Dr. Cramer then explained that various animal studies have shown favorable plasticity with high use rehab doses, and in humans, higher rehab therapy doses are felt to possibly improve outcomes. However, he noted that there are various barriers to completing a high quantity of rehab due to financial constraints, limitations of patient travel, shortage of rehabilitation care in some regions, poor patient compliance with assignments and limited doses allowed during stroke rehabilitation.

He gave an example that an effective telerehab model may include an initial teleconsult with a patient in which a rehab strategy is defined, which can include a regimen of computerized games and telerehab that provides oversight/coaching of specific exercises multiple times a week. He noted that future considerations for telerehab include needing to validate successful results with a late phase trial, possibly pairing telerehab with a drug, needing to obtain detailed remote measurements, treating multiple neurological domains in parallel, improving access and lowering cost of post stroke rehab, providing very high doses of activity-based therapies, assessing very long term treatment in the prevention of functional decline, working on inner-connectedness of the electronic health record, generating actionable reports to health-care professionals and easing transitions of care.

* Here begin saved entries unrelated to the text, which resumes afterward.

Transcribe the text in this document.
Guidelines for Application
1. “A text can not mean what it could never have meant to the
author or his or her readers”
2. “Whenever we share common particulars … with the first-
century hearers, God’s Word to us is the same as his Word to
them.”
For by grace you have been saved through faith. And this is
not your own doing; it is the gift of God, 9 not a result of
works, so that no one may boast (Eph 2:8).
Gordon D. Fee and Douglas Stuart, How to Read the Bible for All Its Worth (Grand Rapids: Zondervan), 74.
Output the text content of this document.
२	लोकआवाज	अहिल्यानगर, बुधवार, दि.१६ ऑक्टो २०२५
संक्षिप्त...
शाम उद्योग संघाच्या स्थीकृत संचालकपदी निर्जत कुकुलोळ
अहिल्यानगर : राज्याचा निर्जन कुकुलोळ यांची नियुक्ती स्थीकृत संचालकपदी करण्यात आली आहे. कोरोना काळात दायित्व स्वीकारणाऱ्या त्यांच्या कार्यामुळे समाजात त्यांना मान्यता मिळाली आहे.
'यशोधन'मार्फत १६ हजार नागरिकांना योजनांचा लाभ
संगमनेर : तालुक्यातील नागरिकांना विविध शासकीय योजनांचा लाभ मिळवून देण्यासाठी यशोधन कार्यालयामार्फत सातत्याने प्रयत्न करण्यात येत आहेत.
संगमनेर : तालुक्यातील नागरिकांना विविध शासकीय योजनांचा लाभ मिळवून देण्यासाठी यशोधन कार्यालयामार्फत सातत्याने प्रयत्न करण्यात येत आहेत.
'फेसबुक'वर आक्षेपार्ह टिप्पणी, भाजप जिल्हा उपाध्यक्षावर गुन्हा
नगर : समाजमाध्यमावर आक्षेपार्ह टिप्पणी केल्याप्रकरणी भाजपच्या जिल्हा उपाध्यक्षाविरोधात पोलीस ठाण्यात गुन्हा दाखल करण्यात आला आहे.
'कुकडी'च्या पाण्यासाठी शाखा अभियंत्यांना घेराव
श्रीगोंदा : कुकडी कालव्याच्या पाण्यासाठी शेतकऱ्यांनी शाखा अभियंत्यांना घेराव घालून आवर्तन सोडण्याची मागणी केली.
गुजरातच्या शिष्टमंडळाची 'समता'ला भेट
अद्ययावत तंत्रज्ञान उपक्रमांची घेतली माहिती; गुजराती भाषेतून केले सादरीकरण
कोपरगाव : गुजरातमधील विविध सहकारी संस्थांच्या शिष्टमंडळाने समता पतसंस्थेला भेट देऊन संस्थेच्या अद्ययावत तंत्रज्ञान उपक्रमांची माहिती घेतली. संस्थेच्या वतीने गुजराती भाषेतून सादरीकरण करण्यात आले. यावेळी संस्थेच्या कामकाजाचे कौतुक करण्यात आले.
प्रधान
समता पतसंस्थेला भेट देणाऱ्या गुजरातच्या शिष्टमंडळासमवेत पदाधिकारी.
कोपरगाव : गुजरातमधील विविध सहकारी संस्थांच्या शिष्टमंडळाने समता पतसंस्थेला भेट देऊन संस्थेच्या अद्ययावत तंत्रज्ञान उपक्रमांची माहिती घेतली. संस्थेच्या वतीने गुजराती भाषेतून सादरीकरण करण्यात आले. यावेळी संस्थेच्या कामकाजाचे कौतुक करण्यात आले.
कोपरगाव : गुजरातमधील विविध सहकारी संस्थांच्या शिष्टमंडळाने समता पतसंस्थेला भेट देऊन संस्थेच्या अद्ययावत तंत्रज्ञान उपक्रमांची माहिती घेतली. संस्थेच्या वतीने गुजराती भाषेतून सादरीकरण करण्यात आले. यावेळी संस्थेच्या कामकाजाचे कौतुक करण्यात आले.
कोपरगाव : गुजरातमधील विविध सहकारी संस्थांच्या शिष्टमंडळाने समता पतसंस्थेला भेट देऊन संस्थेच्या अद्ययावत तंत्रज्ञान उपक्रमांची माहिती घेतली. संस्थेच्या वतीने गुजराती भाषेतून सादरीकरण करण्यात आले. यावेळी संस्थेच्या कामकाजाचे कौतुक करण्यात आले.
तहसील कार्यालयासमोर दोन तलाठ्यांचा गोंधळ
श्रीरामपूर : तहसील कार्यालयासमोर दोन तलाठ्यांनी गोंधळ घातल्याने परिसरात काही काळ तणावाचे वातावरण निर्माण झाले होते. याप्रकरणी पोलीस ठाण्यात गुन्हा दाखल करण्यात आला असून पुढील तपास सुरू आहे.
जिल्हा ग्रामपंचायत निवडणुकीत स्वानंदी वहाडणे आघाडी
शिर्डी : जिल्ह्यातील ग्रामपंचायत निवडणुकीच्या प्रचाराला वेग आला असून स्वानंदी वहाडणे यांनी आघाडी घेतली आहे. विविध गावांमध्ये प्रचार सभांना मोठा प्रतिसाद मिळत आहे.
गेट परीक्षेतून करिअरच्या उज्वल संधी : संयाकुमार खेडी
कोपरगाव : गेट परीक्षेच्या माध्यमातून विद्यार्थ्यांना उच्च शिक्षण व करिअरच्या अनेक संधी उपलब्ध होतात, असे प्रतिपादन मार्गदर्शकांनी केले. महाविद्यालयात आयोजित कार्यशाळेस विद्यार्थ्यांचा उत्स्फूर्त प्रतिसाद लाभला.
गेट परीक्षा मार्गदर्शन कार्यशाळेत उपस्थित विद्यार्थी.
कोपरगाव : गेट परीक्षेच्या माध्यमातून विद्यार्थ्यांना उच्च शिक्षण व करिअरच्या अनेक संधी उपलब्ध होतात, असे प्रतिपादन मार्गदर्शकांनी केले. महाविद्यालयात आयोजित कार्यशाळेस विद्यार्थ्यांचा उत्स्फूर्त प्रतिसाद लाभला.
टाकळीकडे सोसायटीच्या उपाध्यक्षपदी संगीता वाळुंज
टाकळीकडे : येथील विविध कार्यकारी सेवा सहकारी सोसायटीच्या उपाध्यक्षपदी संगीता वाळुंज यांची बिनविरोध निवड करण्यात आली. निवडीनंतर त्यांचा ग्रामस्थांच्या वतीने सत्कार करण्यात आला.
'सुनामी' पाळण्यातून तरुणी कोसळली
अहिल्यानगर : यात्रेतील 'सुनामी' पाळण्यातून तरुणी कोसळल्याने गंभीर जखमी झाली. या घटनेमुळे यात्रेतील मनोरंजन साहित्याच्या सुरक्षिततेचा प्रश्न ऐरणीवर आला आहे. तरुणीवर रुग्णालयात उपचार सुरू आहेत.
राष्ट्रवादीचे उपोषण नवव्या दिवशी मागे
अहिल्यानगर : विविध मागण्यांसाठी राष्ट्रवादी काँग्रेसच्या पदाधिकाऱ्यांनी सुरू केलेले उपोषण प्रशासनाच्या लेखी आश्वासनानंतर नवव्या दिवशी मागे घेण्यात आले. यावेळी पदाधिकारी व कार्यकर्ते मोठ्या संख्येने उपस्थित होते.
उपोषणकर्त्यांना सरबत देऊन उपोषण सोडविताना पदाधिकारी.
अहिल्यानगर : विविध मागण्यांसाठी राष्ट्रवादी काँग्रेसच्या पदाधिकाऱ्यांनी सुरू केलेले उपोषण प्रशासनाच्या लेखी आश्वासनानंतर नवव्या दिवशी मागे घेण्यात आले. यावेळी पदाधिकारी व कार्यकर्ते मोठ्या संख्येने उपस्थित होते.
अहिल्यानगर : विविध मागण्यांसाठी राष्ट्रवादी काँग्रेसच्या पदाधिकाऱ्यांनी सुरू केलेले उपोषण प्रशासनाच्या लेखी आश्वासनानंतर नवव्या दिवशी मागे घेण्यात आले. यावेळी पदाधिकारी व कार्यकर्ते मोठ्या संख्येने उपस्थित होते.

Lastly, Dr. Christine Holmstedt spoke about her experience at the Medical University of South Carolina on Outpatient Telestroke Follow-up. She noted that their telestroke program started in 2008 and now has 37 sites with about 5,900 consults/year. Later, she explained that they started a teleneuroscience clinic that is staffed by NPs. She noted that these patients are scheduled in the provider’s clinic template in EPIC, are checked in by a clinic nurse and are connected via telemedicine. She provided data regarding cost-saving by the patient due to reduced transportation costs and reduced time off from work. Dr. Holmstedt also explained that they measured patient satisfaction with telemedicine for clinic visits and found that about 65% preferred to be seen by telemedicine, but found both telemedicine and in-person visits acceptable, and about 30% preferred only to be seen by telemedicine.

Overall, this talk was an excellent overview of the expanding reach of telemedicine. It explained the various advantages, disadvantages and future goals/possibilities of this technology in a wide range of practice settings.